By Stephen Day
Riverside City College’s search for a permanent president has finally ended with the welcoming of Claire Oliveros.
Oliveros brings long-needed stability to the office and allows the school to begin moving forward once again.
The new president brings 29 years of experience in higher education having worked as an educator and an administrator in places such as California, Oregon and Virginia.
“The bulk of my career and much of my biography is from Portland, Oregon. I grew up there,” Oliveros said. “I worked for 19 years in Oregon’s public university and community college system.”
Oliveros struggled on her educational journey being the first woman in three generations of her family to graduate high school. She later found it difficult adjusting to the culture of a small, rural liberal arts college.
She said she is thankful for the multicultural student counselors and the student support services which she credits for helping her achieve success.
“At the age of 18 I became a participant of a program that I eventually got to direct and lead in my adult career-life,” Oliveros said. “It was those entities that really were the lifeline to be successful in college and graduate.”
With this background, Oliveros is more aware of the struggles that students of color face in their own educational journeys.

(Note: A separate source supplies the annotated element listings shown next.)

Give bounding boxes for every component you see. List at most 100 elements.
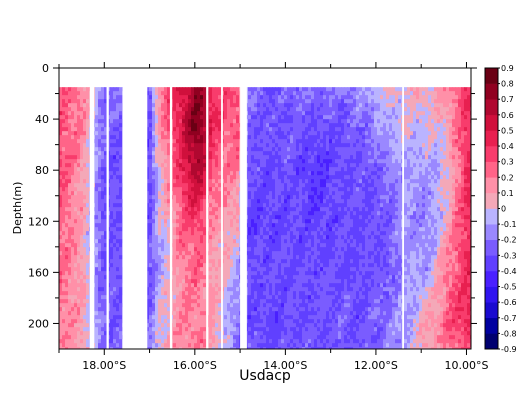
contour-cell — [266, 323, 270, 328]
contour-cell — [200, 175, 204, 180]
contour-cell — [146, 215, 150, 220]
contour-cell — [191, 303, 195, 308]
contour-cell — [164, 107, 168, 112]
contour-cell — [119, 111, 123, 116]
contour-cell — [218, 287, 222, 292]
contour-cell — [116, 275, 120, 280]
contour-cell — [74, 127, 78, 132]
contour-cell — [209, 91, 213, 96]
contour-cell — [164, 343, 168, 348]
contour-cell — [98, 199, 102, 204]
contour-cell — [257, 259, 261, 264]
contour-cell — [224, 227, 228, 232]
contour-cell — [86, 99, 90, 104]
contour-cell — [212, 163, 216, 168]
contour-cell — [215, 327, 219, 332]
contour-cell — [83, 287, 87, 292]
contour-cell — [209, 131, 213, 136]
contour-cell — [65, 143, 69, 148]
contour-cell — [116, 203, 120, 208]
contour-cell — [110, 95, 114, 100]
contour-cell — [209, 107, 213, 112]
contour-cell — [275, 123, 279, 128]
contour-cell — [158, 127, 162, 132]
contour-cell — [116, 319, 120, 324]
contour-cell — [269, 255, 273, 260]
contour-cell — [113, 171, 117, 176]
contour-cell — [248, 267, 252, 272]
contour-cell — [77, 279, 81, 284]
contour-cell — [119, 115, 123, 120]
contour-cell — [269, 103, 273, 108]
contour-cell — [236, 343, 240, 348]
contour-cell — [158, 323, 162, 328]
contour-cell — [236, 235, 240, 240]
contour-cell — [146, 155, 150, 160]
contour-cell — [218, 99, 222, 104]
contour-cell — [272, 235, 276, 240]
contour-cell — [194, 331, 198, 336]
contour-cell — [278, 163, 282, 168]
contour-cell — [77, 263, 81, 268]
contour-cell — [263, 231, 267, 236]
contour-cell — [266, 219, 270, 224]
contour-cell — [248, 151, 252, 156]
contour-cell — [215, 179, 219, 184]
contour-cell — [254, 103, 258, 108]
contour-cell — [83, 111, 87, 116]
contour-cell — [110, 87, 114, 92]
contour-cell — [68, 275, 72, 280]
contour-cell — [62, 263, 66, 268]
contour-cell — [209, 143, 213, 148]
contour-cell — [62, 195, 66, 200]
contour-cell — [209, 339, 213, 344]
contour-cell — [230, 119, 234, 124]
contour-cell — [173, 99, 177, 104]
contour-cell — [248, 275, 252, 280]
contour-cell — [236, 103, 240, 108]
contour-cell — [62, 247, 66, 252]
contour-cell — [119, 191, 123, 196]
contour-cell — [215, 247, 219, 252]
contour-field — [59, 87, 471, 349]
contour-cell — [104, 267, 108, 272]
contour-cell — [179, 191, 183, 196]
contour-cell — [164, 311, 168, 316]
contour-cell — [179, 103, 183, 108]
contour-cell — [59, 87, 63, 92]
contour-cell — [182, 279, 186, 284]
contour-cell — [65, 167, 69, 172]
contour-cell — [146, 131, 150, 136]
contour-cell — [116, 163, 120, 168]
contour-cell — [65, 263, 69, 268]
contour-cell — [119, 343, 123, 348]
contour-cell — [191, 247, 195, 252]
contour-cell — [182, 95, 186, 100]
contour-cell — [281, 215, 285, 220]
contour-cell — [167, 139, 171, 144]
contour-cell — [176, 223, 180, 228]
contour-cell — [68, 135, 72, 140]
contour-cell — [260, 183, 264, 188]
contour-cell — [248, 303, 252, 308]
contour-cell — [173, 287, 177, 292]
contour-cell — [203, 127, 207, 132]
contour-cell — [104, 115, 108, 120]
contour-cell — [161, 247, 165, 252]
contour-cell — [185, 163, 189, 168]
contour-cell — [200, 255, 204, 260]
contour-cell — [113, 159, 117, 164]
contour-cell — [284, 215, 288, 220]
contour-cell — [158, 271, 162, 276]
contour-cell — [167, 183, 171, 188]
contour-cell — [188, 319, 192, 324]
contour-cell — [152, 283, 156, 288]
contour-cell — [275, 311, 279, 316]
contour-cell — [281, 347, 285, 349]
contour-cell — [179, 179, 183, 184]
contour-cell — [218, 275, 222, 280]
contour-cell — [215, 239, 219, 244]
contour-cell — [218, 235, 222, 240]
contour-cell — [284, 263, 288, 268]
contour-cell — [155, 271, 159, 276]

“There’s still more work to be done in diversifying our student body, our faculty and administration and classified professional ranks,” Oliveros said. “With a diverse student body comes diverse aspects of responding to the economic and environmental needs that our students are experiencing.”
The president of the college acts as a chief executive officer for the organization, facilitating the function of the college including academic affairs, student services and facilities. They also partake in business planning and resource development, all in the service of the Board of Trustees.
In her open forum presentation last spring, Oliveros stated that her goal was to learn as much about the campus and its community as she could when she came into the role of president. In these last few months, she has been doing just that.
“I’m learning about how engaged our faculty and classified professionals and administrators and students are,” Oliveros said.
Oliveros was on hand for RCC’s Welcome Day which signaled the beginning of the fall semester and brought throngs of first-time students to the campus.
“It took my breath away to see and feel and experience the 3,000 plus students returning to in-person and online education surrounded by their family members who joined them on Welcome Day,” the president said.
Since the beginning of the school year she has been meeting with the various college departments and learning about their needs and the direction that each of them is looking to move toward in the future.
“What people are sharing with me as I’m listening, learning and participating is a desire for some stability and consistency and support for leading in a similar direction,” Oliveros said.
Oliveros hopes to be a compass that helps lead the ship that is RCC in the direction that will best serve the needs of both the student body and the community.
“I want to help. I want to be at the helm to help us go in that direction with the many helping hands that are also part of that compass,” Oliveros said. “I’m leading others to be the best version of themselves to help us get there and advocate, support and create opportunities and help identify resources to help make that happen.”